Grounding techniques are used to help individuals stay connected to the present moment, manage overwhelming emotions, and reduce symptoms of anxiety, stress, or dissociation. They involve focusing attention on the here and now, rather than getting caught up in past memories or future worries. Here are five grounding techniques I often use to help my clients manage stress and anxiety.

  1. Sensory Grounding:
    • This involves using the senses to bring attention to the present moment. For example:
      • Focusing on the sensation of your breath as it moves in and out of your body.
      • Noticing the feeling of your feet on the ground or the texture of an object in your hand.
      • Listening to calming music or nature sounds.
      • Noticing the sights and sounds around you, such as the colors in the room or the sounds of birds outside.

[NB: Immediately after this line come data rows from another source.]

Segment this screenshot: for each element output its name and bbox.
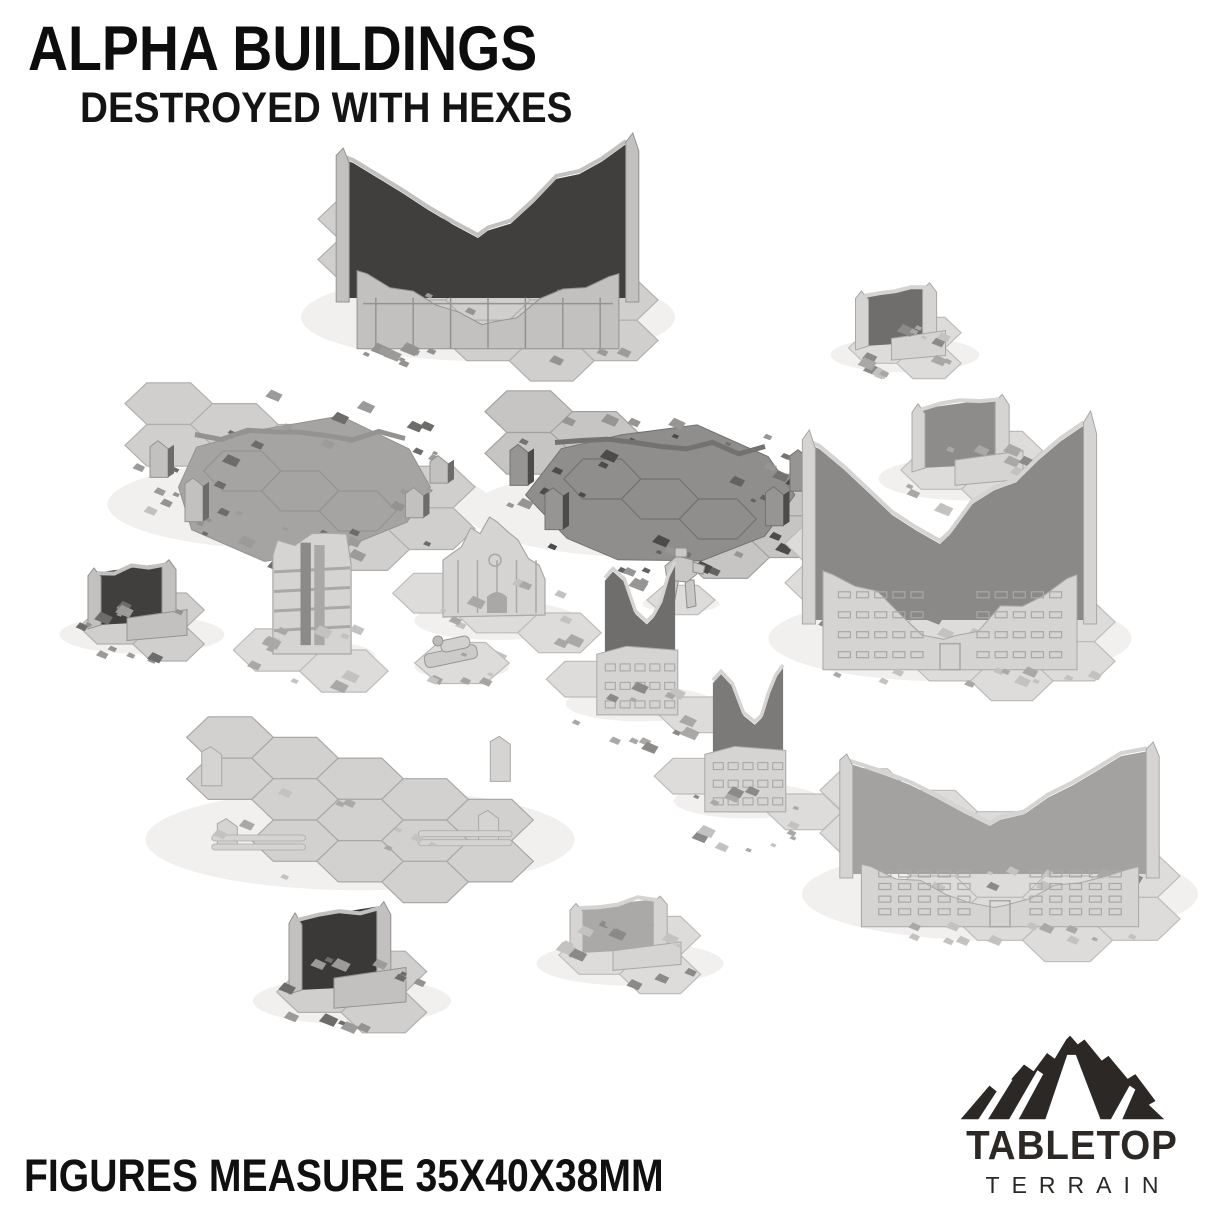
product-subtitle: DESTROYED WITH HEXES: [80, 84, 572, 133]
ruin-small-bottom-left: [253, 902, 451, 1034]
ruin-large-bottom-right: [802, 742, 1198, 962]
product-title: ALPHA BUILDINGS: [28, 16, 555, 82]
ruin-small-bottom-center: [537, 896, 724, 993]
platform-hex: [146, 717, 575, 903]
header: ALPHA BUILDINGS DESTROYED WITH HEXES: [28, 16, 627, 133]
facade-tower-mid: [546, 562, 734, 754]
wreck-walker: [415, 635, 510, 687]
ruin-small-left: [60, 560, 225, 664]
logo-wordmark: TABLETOP: [955, 1122, 1188, 1169]
mountain-icon: [954, 1028, 1190, 1124]
figure-dimensions-caption: FIGURES MEASURE 35X40X38MM: [24, 1150, 664, 1202]
tabletop-terrain-logo: TABLETOP TERRAIN: [948, 1028, 1196, 1199]
ruin-large-top: [301, 133, 675, 381]
ruin-small-top-right: [831, 283, 980, 380]
logo-subtext: TERRAIN: [948, 1172, 1196, 1199]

  2. Mindfulness Meditation:
    • Mindfulness practices encourage individuals to observe their thoughts and emotions without judgment, allowing them to stay grounded in the present moment. This might involve guided meditations, body scans, or simply bringing awareness to everyday activities like eating or walking.
  3. Physical Grounding:
    • Engaging in physical activities can help anchor individuals in the present moment and alleviate stress. This might include:
      • Going for a walk or engaging in other forms of exercise.
      • Stretching or practicing yoga to connect with the body.
      • Taking a warm bath or shower to soothe the senses.
  4. Cognitive Grounding:
    • Cognitive techniques involve shifting attention away from distressing thoughts or memories by focusing on something neutral or positive. Examples include:
      • Counting backward from 100 in increments of three.
      • Naming items of a specific color in the environment.
      • Reciting a favorite poem, prayer, or affirmation.
  5. Social Grounding:
    • Connecting with others can provide a sense of safety and support, helping individuals feel grounded during times of distress. This might involve:
      • Talking to a trusted friend or family member about your feelings.
      • Participating in group therapy or support groups.
      • Engaging in activities with loved ones, such as cooking together or playing games.